Last week, the Congress summarily excised a provision from the stimulus package that would have expanded family planning services for low-income women, claiming that the provision didn't belong in an economic recovery package. Led by Republican Congressman John Boehner, the provision was mischaracterized as costing the taxpayers money (though the nonpartisan Congressional Budget Office determined that it actually saves the taxpayers $700 million over 10 years) and was subsequently pilloried by talk show hosts and the media as an example of how the stimulus bill had turned into one big package of high priced bacon. And - allow me to take a moment to put on my I-have-no-sense-of-humor-feminista-hat - it provided wonderful fodder for juvenile jokes by lots of male TV personalities, including my own personal hero, Jon Stewart.
Now that the jokes have run their course, and the stimulus bill is behind us, let's consider whether denying thousands of low-income women access to affordable contraception is in fact a legitimate economic issue. On August 20, 1964, in the White House Rose Garden, President Johnson signed the Economic Opportunity Act, which established the Office of Economic Opportunity to direct and coordinate a variety of educational, employment, and training programs that were the foundation of President Johnson's War on Poverty. What we may have forgotten from our history lessons is that the Office of Economic Opportunity granted the first funds ever to support domestic family planning programs. President Johnson's calculation was simple: one key factor to individual economic opportunity is the ability to plan and space the number of children you have. Because the surest route to poverty is young, single parenthood.
But don't take my word for it - consider the statistics. According to an analysis of census data conducted by the nonpartisan National Campaign to Prevent Teen Pregnancy and Unplanned Pregnancy, two-thirds of families begun by a young, unmarried mother are poor. And a child is nine times more likely to grow up in poverty if the mother gave birth as a teen, the parents were unmarried when the child was born, and the mother did not receive a high school diploma or a GED. It is a spiral we know all too well - a study by S.D. Hoffman shows that only 40 percent of mothers who have children before age 18 graduate from high school, and only two percent complete college. By comparison, 75 percent of women who delay childbearing until they are 20 or 21 finish high school and nine percent complete a college degree. The House Committee on Ways and Means in studying these numbers determined that in the last 20 years, the median income for college graduates has increased 19 percent while decreasing for high school dropouts by 28 percent. I'm no financial wizard, but this income disparity sure sounds like a pretty serious economic issue to me.
Sure, there are those who will say all women have to do is abstain from sex until they are married and their economic futures will be secure. But now that we have a president in the White House who is actually interested in evidence, we can acknowledge once and for all that the $1.5 billion the Bush Administration spent on abstinence only programs didn't work - 88 percent of teens who pledged virginity in middle and high school still engaged in premarital sex, they are just less likely to use condoms or any other form of contraception. This helps explain why the United States has one of the highest rates of teen pregnancy in the developed world and why at least one in four teen girls has a sexually transmitted disease. And it's why every reputable health organization, including the American Medical Association, has denounced abstinence only programs as ineffective. By contrast, we know that using contraception does work - according to the Guttmacher Institute, publicly funded family planning services help women avoid approximately 1.4 unintended pregnancies a year, pregnancies that would have resulted in 640,000 unintended births and 600,000 abortions.
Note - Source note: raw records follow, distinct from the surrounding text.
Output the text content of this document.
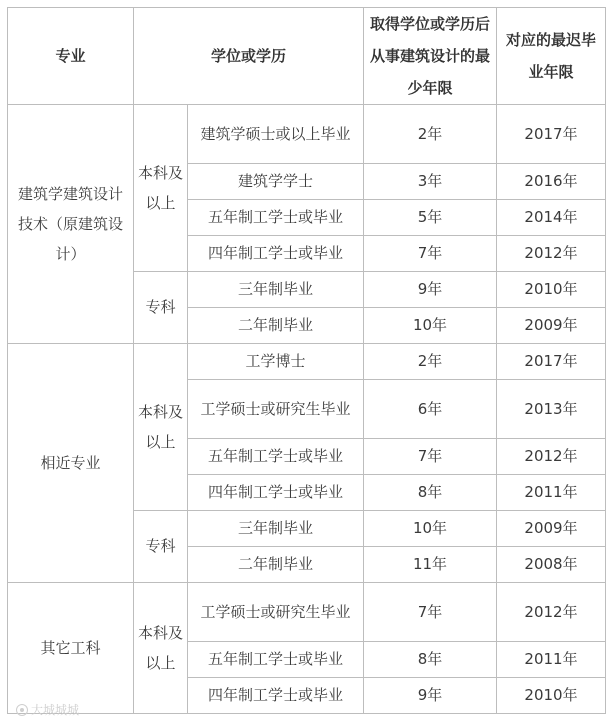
专业	学位或学历		取得学位或学历后从事建筑设计的最少年限	对应的最迟毕业年限
建筑学建筑设计技术（原建筑设计）	本科及以上	建筑学硕士或以上毕业	2年	2017年
		建筑学学士	3年	2016年
		五年制工学士或毕业	5年	2014年
		四年制工学士或毕业	7年	2012年
	专科	三年制毕业	9年	2010年
		二年制毕业	10年	2009年
相近专业	本科及以上	工学博士	2年	2017年
		工学硕士或研究生毕业	6年	2013年
		五年制工学士或毕业	7年	2012年
		四年制工学士或毕业	8年	2011年
	专科	三年制毕业	10年	2009年
		二年制毕业	11年	2008年
其它工科	本科及以上	工学硕士或研究生毕业	7年	2012年
		五年制工学士或毕业	8年	2011年
		四年制工学士或毕业	9年	2010年
大城城城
I was thinking about Congressman Boehner's disdain for the idea that access to affordable contraception could ever be considered an economic issue the other day when I was visiting one of our clinics in North Carolina. A young patient was gracious enough to allow me to sit in and observe her visit with one of our clinicians. She was there to get long-acting contraception and during the discussion the doctor asked her where she was going to college. She named her targeted schools and said her goal was to double major with the hope of one day being an occupational therapist. She was excited for her future and taking responsibility for it at the same time. As I sat there listening to her, I wished that Congressman Boehner could pay attention to what she was saying. I think this young woman could have taught him a thing or two about economics that he has never had to learn.